While Mitte bows to tradition, restaurateurs in other parts of the city are flying their fusion freak flag high. “East meets West” is the ta­gline of Little Long (Wiener Str. 60, Kreuz­berg), and to hammer it home, Vietnam-born owner Cao Ba Vu has covered the walls of his capacious new corner space in colour­ful, hand-drawn caricatures of Biggie, Tupac and Bruce Lee. Hardcore Japanophiles will run screaming from the cream cheese-filled sushi rolls and floppy gyoza, but everyone else should stay for the yakiniku. This is basically the Japanese version of Korean barbecue – but here it’s done over real charcoal, on your own tabletop Konro grill, with decent-quality Ar­gentinian Angus, tiger prawns, baby octopus and veggies offered as DIY grillables (€16.90/ person). It’s a riskier proposition than the usual electric BBQ: the uneven heat makes it hard to judge cooking times, and if you order the octopus, you’ll have a devil of a time pry­ing tentacles off the wire mesh. But the coal does impart a nice smoky flavour, which you can augment with a bevy of dipping sauces including one ginger-sesame number you’ll want to slurp straight from the bowl.
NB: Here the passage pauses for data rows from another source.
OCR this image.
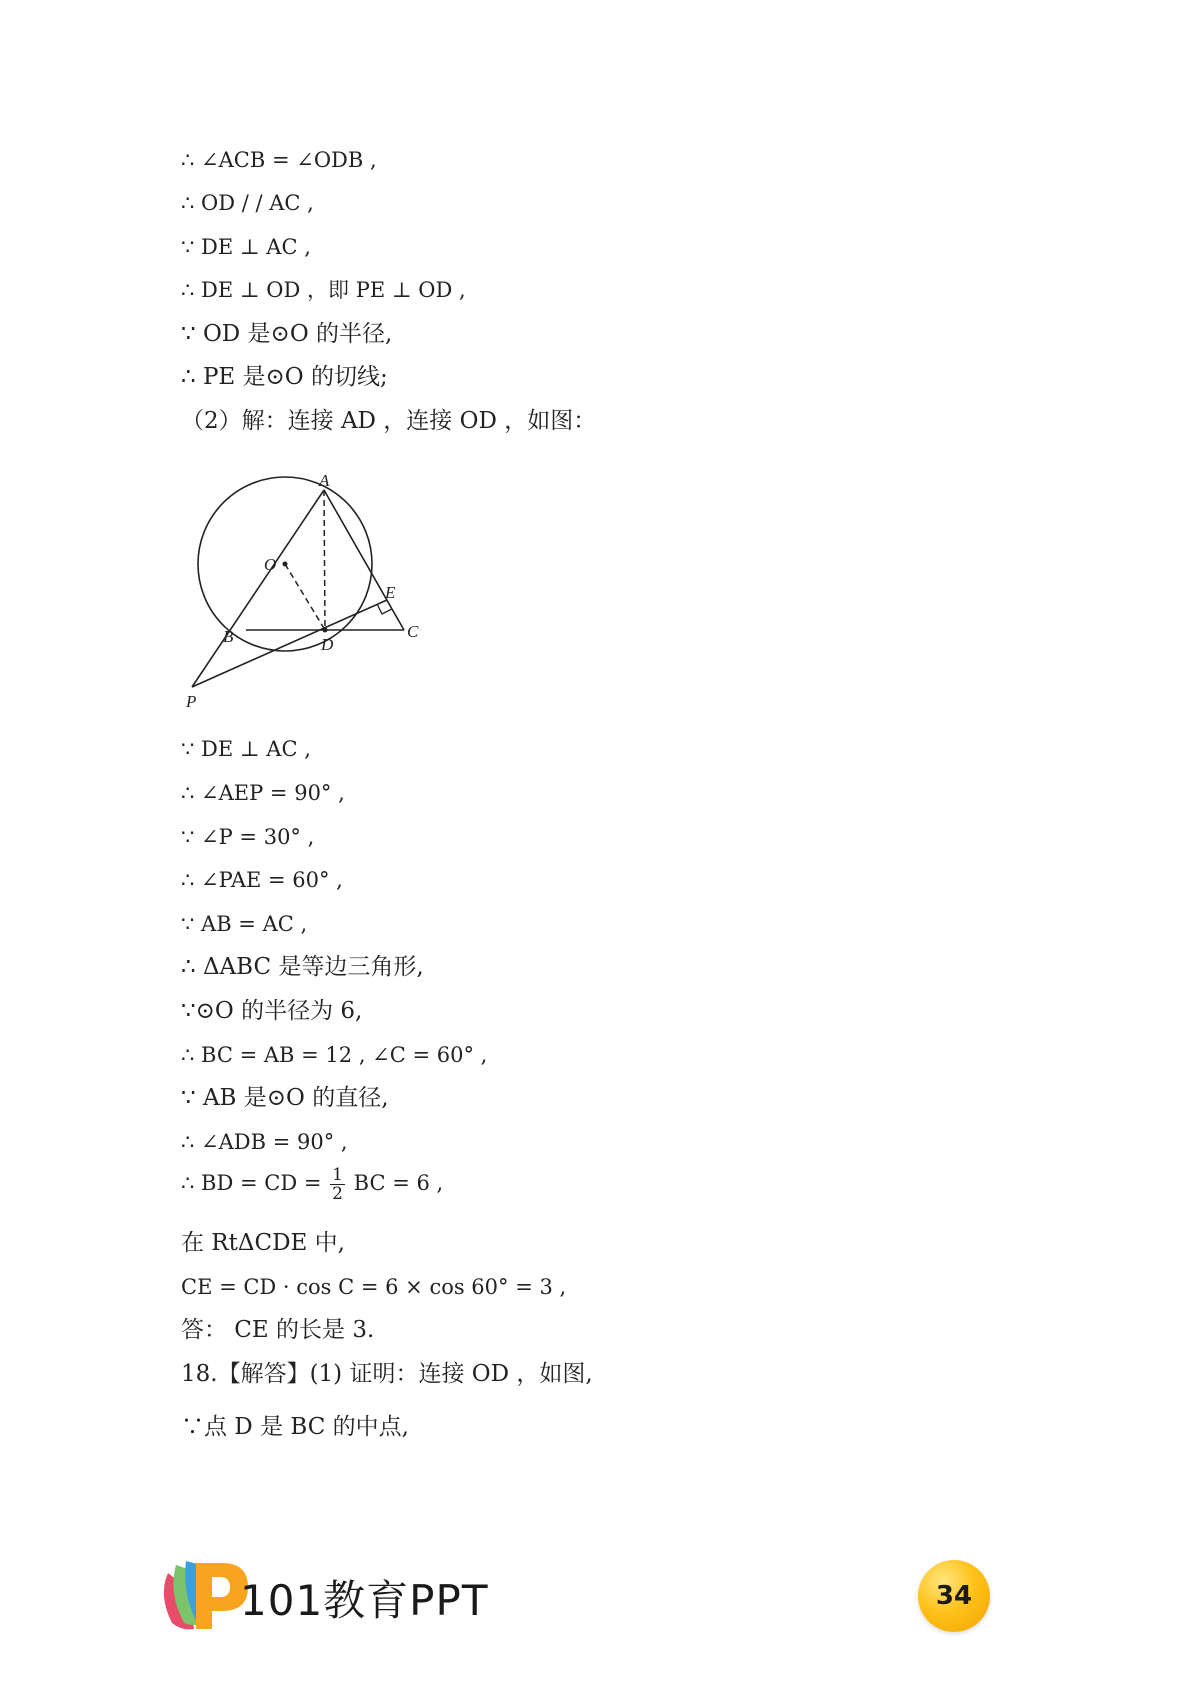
∴ ∠ACB = ∠ODB ,
∴ OD / / AC ,
∵ DE ⊥ AC ,
∴ DE ⊥ OD ，即 PE ⊥ OD ,
∵ OD 是⊙O 的半径,
∴ PE 是⊙O 的切线;
（2）解：连接 AD ，连接 OD ，如图：
A
O
E
B	D
C
P
∵ DE ⊥ AC ,
∴ ∠AEP = 90° ,
∵ ∠P = 30° ,
∴ ∠PAE = 60° ,
∵ AB = AC ,
∴ ΔABC 是等边三角形,
∵⊙O 的半径为 6,
∴ BC = AB = 12 , ∠C = 60° ,
∵ AB 是⊙O 的直径,
∴ ∠ADB = 90° ,
∴ BD = CD = $\frac{1}{2}$ BC = 6 ,
在 RtΔCDE 中,
CE = CD · cos C = 6 × cos 60° = 3 ,
答： CE 的长是 3.
18.【解答】(1) 证明：连接 OD ，如图,
∵点 D 是 BC 的中点,
101教育PPT	34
Meanwhile: under what circumstances is it okay to gorge on bluefin tuna soaked in truffle oil? With a napkin over your head, ortolan-style, to hide you from God and Ex­tinction Rebellion? If you’re a Charlotten­burger with robust finances, you do it out in the open at The Catch (Bleibtreustr. 41), a flashy Berlin spinoff of a popular Latvian sushi/izakaya concept. It’s true that half the seafood served here is overfished, and that flying it in from Spain daily melts Arctic ice faster than the salmon belly melts in your mouth. Not to mention the truffle oil, used so copiously the scent smacks you in the face when you open the door, a sure signifier of the kind of empty luxury beloved by Trump and, we guess, Latvians. But screw it, this place is fun. The cocktails are terrific (try the so-called negroni with sake, wild berry vermouth and an infused soy milk “fatwash”, served in a medicine bottle), and the seafood is as good as it gets, able to shine through liberal coatings of wasabi mayo, sweet­ened ginger-garlic sauce or, yes, truffle ponzu. Get the sushi – head chef Ruslan Kim worked at Ishin and knows his stuff. Even the spicy tuna (€12) is worth try­ing here, but the adven­turous should go for the ridiculous yet delectable roll with truffled sea bass, avocado and dehydrated sweet potato flakes (€11). Save room for a grilled entrée, like the kimchi-glazed octopus ten­tacle that unfurls itself against a mound of crushed cucumbers (€19).